Ici, la reconnaissance de cette journée est portée par des membres des communautés noires qui plaident leur volonté d’émancipation, autant en anglais qu’en français, en tout respect de la dualité linguistique, mais sans réelle écoute gouvernementale.

Les stations de résistance – ou le réseau solidaire métropolitain

La Gazette de Montreal relate que l’an dernier, dans la foulée des protestations résultant de la mort de George Floyd, une centaine de personnes, majoritairement noires, avaient pris part à une marche le 1er août, à Montréal, partant de Place d’Youville, dans le Vieux Montréal, où avait été annoncé, le 1er août 1834, que l’esclavage était aboli. La mobilisation a pris fin au parc Oscar-Peterson, près de l’ancien site du Negro Community Center (NCC), où le musicien de renommée internationale avait pris des leçons de piano lorsqu’il était enfant. Pendant tout le trajet, les personnes scandaient leur désir concret de revoir le NCC. Cet espace érigé en 1927 et dont les portes ont fermé en 1992, pour ensuite être démoli en 2014 et voir son terrain cédé pour $300,000, était un phare des communautés noires montréalaises servant aussi les communautés irlandaises avoisinantes et offrant des soins de santé, des services sociaux, du tutorat, des activités sportives et de la mobilisation face aux discriminations raciales.

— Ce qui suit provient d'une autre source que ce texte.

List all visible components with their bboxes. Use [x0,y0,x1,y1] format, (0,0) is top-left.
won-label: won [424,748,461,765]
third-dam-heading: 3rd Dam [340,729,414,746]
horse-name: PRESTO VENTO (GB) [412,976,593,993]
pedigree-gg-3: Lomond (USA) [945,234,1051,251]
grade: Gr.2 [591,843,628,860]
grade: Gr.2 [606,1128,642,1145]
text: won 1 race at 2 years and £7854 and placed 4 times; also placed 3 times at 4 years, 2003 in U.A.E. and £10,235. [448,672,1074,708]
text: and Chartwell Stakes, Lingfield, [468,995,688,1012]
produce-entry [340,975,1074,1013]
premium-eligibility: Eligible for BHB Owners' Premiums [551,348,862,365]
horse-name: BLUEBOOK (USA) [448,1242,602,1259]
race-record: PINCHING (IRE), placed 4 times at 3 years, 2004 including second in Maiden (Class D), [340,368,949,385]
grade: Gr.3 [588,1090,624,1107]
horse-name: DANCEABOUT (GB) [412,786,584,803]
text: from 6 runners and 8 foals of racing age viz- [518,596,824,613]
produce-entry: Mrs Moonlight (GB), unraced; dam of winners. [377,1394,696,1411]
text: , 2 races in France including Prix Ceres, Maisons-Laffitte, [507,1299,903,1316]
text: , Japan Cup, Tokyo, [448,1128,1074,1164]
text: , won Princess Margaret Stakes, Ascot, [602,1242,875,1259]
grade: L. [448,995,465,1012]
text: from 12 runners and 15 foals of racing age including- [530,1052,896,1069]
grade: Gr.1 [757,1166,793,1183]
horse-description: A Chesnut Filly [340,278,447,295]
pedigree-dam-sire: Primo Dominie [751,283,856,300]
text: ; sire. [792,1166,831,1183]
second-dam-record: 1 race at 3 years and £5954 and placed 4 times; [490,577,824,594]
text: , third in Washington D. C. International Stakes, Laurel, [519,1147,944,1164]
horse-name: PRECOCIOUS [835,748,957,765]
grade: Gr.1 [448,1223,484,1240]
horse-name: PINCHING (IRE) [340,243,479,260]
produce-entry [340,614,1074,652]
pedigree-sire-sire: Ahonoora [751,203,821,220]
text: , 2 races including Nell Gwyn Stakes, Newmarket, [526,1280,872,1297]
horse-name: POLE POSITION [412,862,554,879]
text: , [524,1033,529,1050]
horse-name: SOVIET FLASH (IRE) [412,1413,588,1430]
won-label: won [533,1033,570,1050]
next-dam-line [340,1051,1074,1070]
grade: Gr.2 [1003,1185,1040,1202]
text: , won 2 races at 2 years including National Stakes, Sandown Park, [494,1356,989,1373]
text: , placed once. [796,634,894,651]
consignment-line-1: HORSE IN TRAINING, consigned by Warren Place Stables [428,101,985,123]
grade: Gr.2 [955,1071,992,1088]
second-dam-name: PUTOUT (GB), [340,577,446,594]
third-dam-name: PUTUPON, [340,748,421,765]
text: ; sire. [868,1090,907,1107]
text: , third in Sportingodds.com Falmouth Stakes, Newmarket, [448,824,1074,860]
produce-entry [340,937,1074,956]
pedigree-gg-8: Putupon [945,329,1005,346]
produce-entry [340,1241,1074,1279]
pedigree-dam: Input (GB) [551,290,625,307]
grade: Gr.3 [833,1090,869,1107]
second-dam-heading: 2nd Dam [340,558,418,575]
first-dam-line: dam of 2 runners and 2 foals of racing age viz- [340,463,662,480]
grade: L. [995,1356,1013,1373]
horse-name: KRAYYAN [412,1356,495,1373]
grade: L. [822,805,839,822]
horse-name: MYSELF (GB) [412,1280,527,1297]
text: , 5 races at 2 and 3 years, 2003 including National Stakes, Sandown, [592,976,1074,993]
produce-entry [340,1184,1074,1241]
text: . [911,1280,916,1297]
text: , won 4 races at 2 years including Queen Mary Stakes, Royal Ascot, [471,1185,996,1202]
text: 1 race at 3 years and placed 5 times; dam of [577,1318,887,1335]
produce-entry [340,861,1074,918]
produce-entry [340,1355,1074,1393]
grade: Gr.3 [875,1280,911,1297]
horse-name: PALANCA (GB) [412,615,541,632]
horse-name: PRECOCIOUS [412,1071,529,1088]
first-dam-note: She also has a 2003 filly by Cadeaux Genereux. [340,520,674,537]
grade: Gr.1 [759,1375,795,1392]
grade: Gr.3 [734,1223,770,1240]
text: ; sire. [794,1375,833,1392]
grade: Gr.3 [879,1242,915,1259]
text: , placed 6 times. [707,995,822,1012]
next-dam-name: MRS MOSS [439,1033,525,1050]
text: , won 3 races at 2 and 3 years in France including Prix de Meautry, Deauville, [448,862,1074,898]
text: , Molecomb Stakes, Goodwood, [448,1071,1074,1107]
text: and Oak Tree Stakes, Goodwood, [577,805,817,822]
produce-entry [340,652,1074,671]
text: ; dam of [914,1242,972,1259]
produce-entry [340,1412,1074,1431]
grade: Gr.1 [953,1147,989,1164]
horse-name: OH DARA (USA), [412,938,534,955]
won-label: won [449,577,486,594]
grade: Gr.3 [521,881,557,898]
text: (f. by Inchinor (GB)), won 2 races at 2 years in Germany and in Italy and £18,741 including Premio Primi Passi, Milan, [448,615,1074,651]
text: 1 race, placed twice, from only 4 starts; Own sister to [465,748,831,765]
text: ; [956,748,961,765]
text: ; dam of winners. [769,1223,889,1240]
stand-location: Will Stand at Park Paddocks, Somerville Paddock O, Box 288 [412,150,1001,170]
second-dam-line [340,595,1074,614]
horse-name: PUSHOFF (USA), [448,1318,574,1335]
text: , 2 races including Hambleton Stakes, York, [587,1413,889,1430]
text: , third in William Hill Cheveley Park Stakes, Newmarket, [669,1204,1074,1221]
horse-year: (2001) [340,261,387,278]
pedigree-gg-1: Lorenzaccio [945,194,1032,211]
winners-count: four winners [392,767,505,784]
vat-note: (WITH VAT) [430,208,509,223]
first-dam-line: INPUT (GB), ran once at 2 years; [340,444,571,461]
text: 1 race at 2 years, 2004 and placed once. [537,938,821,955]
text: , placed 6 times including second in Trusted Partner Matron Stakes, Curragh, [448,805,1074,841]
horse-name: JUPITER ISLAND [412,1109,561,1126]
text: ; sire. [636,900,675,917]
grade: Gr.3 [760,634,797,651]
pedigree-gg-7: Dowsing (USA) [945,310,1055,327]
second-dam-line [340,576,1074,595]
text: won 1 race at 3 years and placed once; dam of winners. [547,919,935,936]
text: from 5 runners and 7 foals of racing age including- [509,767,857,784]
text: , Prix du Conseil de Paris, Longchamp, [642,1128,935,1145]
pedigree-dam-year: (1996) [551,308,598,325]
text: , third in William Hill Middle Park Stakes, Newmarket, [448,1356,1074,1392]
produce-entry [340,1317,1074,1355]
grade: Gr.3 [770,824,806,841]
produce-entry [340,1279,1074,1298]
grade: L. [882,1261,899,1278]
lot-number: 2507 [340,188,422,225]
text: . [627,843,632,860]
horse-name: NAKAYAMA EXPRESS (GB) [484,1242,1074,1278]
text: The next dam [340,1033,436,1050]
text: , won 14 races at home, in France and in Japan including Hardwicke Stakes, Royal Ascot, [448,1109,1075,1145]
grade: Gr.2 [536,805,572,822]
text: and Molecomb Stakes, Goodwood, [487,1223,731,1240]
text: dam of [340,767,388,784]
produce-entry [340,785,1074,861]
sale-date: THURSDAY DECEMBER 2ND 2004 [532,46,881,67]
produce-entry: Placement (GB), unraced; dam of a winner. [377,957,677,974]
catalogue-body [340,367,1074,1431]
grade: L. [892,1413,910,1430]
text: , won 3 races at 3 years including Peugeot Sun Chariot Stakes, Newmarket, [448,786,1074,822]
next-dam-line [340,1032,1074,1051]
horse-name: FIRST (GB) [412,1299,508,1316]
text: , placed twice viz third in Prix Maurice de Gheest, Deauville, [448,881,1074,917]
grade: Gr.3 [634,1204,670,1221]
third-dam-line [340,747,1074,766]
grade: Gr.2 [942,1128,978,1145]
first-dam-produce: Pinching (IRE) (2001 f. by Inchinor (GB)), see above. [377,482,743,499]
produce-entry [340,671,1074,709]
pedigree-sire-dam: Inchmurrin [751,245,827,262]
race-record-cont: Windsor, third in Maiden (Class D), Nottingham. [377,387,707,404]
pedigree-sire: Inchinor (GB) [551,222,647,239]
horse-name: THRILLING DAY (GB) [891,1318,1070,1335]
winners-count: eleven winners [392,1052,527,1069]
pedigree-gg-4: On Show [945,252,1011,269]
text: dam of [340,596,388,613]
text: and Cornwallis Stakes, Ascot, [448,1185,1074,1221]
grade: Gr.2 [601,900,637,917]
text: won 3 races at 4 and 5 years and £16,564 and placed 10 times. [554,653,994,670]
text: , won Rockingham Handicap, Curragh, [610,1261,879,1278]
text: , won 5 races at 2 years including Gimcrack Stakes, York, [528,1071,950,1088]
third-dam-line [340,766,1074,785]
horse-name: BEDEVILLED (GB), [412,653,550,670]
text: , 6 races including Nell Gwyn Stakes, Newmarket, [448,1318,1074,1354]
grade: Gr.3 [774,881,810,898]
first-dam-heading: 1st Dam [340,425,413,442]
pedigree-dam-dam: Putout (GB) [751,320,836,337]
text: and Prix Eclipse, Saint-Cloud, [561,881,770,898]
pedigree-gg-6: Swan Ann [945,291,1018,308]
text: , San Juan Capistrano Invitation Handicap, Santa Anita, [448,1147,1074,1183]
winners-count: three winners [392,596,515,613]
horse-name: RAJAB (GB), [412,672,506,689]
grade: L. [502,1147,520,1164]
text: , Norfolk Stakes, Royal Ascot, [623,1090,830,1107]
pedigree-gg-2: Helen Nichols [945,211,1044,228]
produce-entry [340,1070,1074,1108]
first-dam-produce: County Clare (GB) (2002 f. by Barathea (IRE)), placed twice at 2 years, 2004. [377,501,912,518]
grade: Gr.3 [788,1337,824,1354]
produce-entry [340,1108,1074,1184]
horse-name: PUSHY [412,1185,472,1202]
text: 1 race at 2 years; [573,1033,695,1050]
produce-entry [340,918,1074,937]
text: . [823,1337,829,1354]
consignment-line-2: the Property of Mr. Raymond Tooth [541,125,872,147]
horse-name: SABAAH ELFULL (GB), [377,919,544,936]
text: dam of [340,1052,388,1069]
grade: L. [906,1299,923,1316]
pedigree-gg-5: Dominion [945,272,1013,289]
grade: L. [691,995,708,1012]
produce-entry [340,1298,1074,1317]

Le même jour, devant le bureau de circonscription du premier ministre du Canada, Justin Trudeau, à Montréal, sur Crémazie et Christophe-Colomb avait lieu un sit-in organisé par l’organisme Debout pour la dignité pour qu’Ottawa et Québec accordent la résidence permanente aux demandeurs d’asile, dont une forte proportion sont aussi afrodescendant-e-s. Bien que ces populations occupent des emplois décrétés comme étant essentiels durant la pandémie, il semble que beaucoup reste à faire pour que ces personnes dont on louange l’utilité, cessent de sentir qu’on les utilisent.

Et un peu plus loin, à Repentigny, oui, le même jour, des personnes issues des communautés noires marchaient pour dénoncer le racisme et la discrimination qu’ils disent subir de la part des citoyens et des autorités. Rappelons que c’était avant les récents événements entourant les forces de l’ordre.

Si on regardait ces mobilisations du ciel, on verrait qu’elles découpaient la grande région de Montréal, en diagonale, en partant de l’Est à l’Ouest de l’île. Trois points de mobilisation géographiques distincts de communautés noires portant, respectivement, trois formes de résistances complémentaires traduisant des pans de l’existence noire en sol canadien, en sol québécois : l’accès au patrimoine, l’accès au territoire et ses services et l’accès à la justice, le tout condensé en une même journée, celle de l’émancipation.